Chances Are

by James Reed
(from Flash!Point)

The trainer’s head was shaped like a pear. The fat bottom part sat on his collar and concealed the knot of his tie. He had a bristling grey mustache that he carefully brushed, and the narrowing top of his head sported a wedge of hair as smooth as plastic. The skin on either side of it gleamed. His eyes were blue and watery and sad, but he smiled easily and seemed to mean it. His breath carried an air of peppermint because of the single disc of candy he slipped into his mouth just before entering each customer’s door.

His assistant, the trainer-trainee, attended to her breath by chewing gum. At least she kept her mouth closed when she did it. That was as much credit as he would give her. The constant pump of her jaw looked unprofessional, he thought, and she didn’t need any more points against her. It wasn’t that she was plain but that she was slightly unkempt. Her hair swept around her head like photos of cloud patterns taken from space. Her makeup was okay, a little heavy, perhaps, but at least she tried. He wasn’t fond of the clumps of lipstick that gathered in the corners of her mouth.

 He was introducing her to customers because he’d been promoted and would be moving to a district suffering difficulties. He didn’t think he was the troubleshooting type, but the money was too good to argue, and he supposed he was ready for a change. How many ways could you tell someone a new sequence of buttons or how to clear a jam?

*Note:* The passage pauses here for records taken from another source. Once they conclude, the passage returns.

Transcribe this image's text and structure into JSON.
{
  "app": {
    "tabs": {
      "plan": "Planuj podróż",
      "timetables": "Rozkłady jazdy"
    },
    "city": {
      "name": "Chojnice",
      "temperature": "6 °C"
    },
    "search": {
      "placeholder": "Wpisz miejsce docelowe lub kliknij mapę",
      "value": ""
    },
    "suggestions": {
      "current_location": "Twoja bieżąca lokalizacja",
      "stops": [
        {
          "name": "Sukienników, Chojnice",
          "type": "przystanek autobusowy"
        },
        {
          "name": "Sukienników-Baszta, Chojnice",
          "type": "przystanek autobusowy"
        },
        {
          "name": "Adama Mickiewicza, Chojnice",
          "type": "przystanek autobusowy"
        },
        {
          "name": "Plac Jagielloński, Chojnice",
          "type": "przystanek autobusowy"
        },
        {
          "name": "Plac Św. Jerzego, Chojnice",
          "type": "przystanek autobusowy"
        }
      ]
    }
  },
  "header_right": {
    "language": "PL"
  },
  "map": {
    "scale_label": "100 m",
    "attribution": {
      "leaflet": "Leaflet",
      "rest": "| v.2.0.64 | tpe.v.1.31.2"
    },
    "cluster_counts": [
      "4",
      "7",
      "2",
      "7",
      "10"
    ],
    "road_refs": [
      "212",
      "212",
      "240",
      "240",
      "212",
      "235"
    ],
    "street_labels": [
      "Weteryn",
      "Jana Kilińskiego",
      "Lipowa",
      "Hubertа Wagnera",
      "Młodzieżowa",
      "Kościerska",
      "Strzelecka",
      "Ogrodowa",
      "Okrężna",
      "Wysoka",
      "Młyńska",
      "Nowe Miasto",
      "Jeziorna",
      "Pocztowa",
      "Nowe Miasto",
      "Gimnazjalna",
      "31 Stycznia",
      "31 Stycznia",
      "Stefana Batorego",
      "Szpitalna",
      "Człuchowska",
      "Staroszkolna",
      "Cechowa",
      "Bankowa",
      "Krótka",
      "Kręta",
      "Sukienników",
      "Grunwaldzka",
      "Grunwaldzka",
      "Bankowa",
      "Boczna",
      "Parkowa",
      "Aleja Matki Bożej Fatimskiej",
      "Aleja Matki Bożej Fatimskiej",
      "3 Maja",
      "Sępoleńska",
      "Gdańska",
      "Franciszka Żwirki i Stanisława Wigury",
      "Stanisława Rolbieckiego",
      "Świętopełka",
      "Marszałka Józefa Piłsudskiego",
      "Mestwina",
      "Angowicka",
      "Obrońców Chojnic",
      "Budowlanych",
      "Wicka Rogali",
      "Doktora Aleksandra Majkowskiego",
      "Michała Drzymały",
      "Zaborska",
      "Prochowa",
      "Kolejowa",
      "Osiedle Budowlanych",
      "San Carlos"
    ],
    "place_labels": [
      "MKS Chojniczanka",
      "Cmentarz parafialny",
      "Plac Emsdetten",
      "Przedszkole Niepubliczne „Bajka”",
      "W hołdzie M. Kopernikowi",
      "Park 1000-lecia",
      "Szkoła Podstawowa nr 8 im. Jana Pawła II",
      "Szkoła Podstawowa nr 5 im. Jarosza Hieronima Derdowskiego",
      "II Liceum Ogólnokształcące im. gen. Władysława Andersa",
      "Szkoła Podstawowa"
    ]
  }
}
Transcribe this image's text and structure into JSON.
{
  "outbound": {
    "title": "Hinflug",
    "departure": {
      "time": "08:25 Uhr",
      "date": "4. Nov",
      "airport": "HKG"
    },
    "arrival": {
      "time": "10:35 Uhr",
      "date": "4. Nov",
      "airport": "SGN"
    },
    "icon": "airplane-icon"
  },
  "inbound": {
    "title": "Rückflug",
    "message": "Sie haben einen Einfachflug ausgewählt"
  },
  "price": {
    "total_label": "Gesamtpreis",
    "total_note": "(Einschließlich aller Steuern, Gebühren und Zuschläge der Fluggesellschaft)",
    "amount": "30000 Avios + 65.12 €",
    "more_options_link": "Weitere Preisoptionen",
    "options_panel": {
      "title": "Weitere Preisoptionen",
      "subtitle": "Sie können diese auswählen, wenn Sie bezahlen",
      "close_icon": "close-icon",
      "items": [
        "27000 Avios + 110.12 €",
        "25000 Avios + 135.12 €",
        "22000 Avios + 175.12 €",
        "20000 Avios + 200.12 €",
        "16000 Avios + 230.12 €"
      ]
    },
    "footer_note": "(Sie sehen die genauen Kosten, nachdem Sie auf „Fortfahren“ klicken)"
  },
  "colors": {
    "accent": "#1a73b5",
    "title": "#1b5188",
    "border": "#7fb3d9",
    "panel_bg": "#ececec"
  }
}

"Monica here will be taking over the territory," he told people he’d known for years.

"So where are you going?" they’d say, and he’d tell them and they’d wish him luck. Or they would declare it was about time he got booted up where he couldn’t do any damage.

And this went on for three or four weeks.

Nobody cared if they ever saw him again, and he didn’t care, either. He knew that Irv Hansen’s son pitched a shutout at sixteen and died the next day when a drunk driver hit him head-on at 3:00 o’clock in the afternoon. Then there was Celia Pierce, who played Bob Cratchit’s wife every Christmas and, between the two of them, wished she had the nerve to turn it down, just once, mind you, so she could visit her sister in New York. And of course all the customers knew how he drove the family out to Estes Park for two weeks of camping every summer.

So now everyone had tucked in their heads odd facts which might pop out at any moment for the rest of their lives, and that was the extent of it. They were pieces of trivia, every one of them, and he was only forty-six years old.

On his next to last day Monica asked if he wanted a drink. He said yes because she was trying to do the decent thing despite the fact that they clearly didn’t care for each other one way or not. He’d done his duty in making sure she knew the customers and all the bureaucratic quirks he could think of, and even though he wasn’t confident she would last more than two years, he wasn’t one to let anybody say he had been remiss in any capacity. That included accepting her offer made as a gesture of thanks.

But when she toasted his success, he couldn’t bring himself to lift his glass in return. He saw only that her mouth was thick with lipstick and that little balls of it had lodged themselves in the cracks and creases. Her face was uniformly tan and looked slightly dusty. Wisps of black hair wrapped themselves around her head, which moved constantly because of the gum she chewed even while sipping her margarita.

He saw himself in her face. He was twenty years older and male, with jowls and better grooming and candy instead of gum. He was her future, which didn’t seem to bother or even occur to her. So he said, "Do yourself a favor." He pulled the bag of peppermints from his suitcoat and said, "Suck on these and get yourself a good dentist. It’s about your only chance." Then he thanked her for the drink and walked out to his car, wondering what chance it was he thought he’d had. Or if any such thing had ever troubled his brow.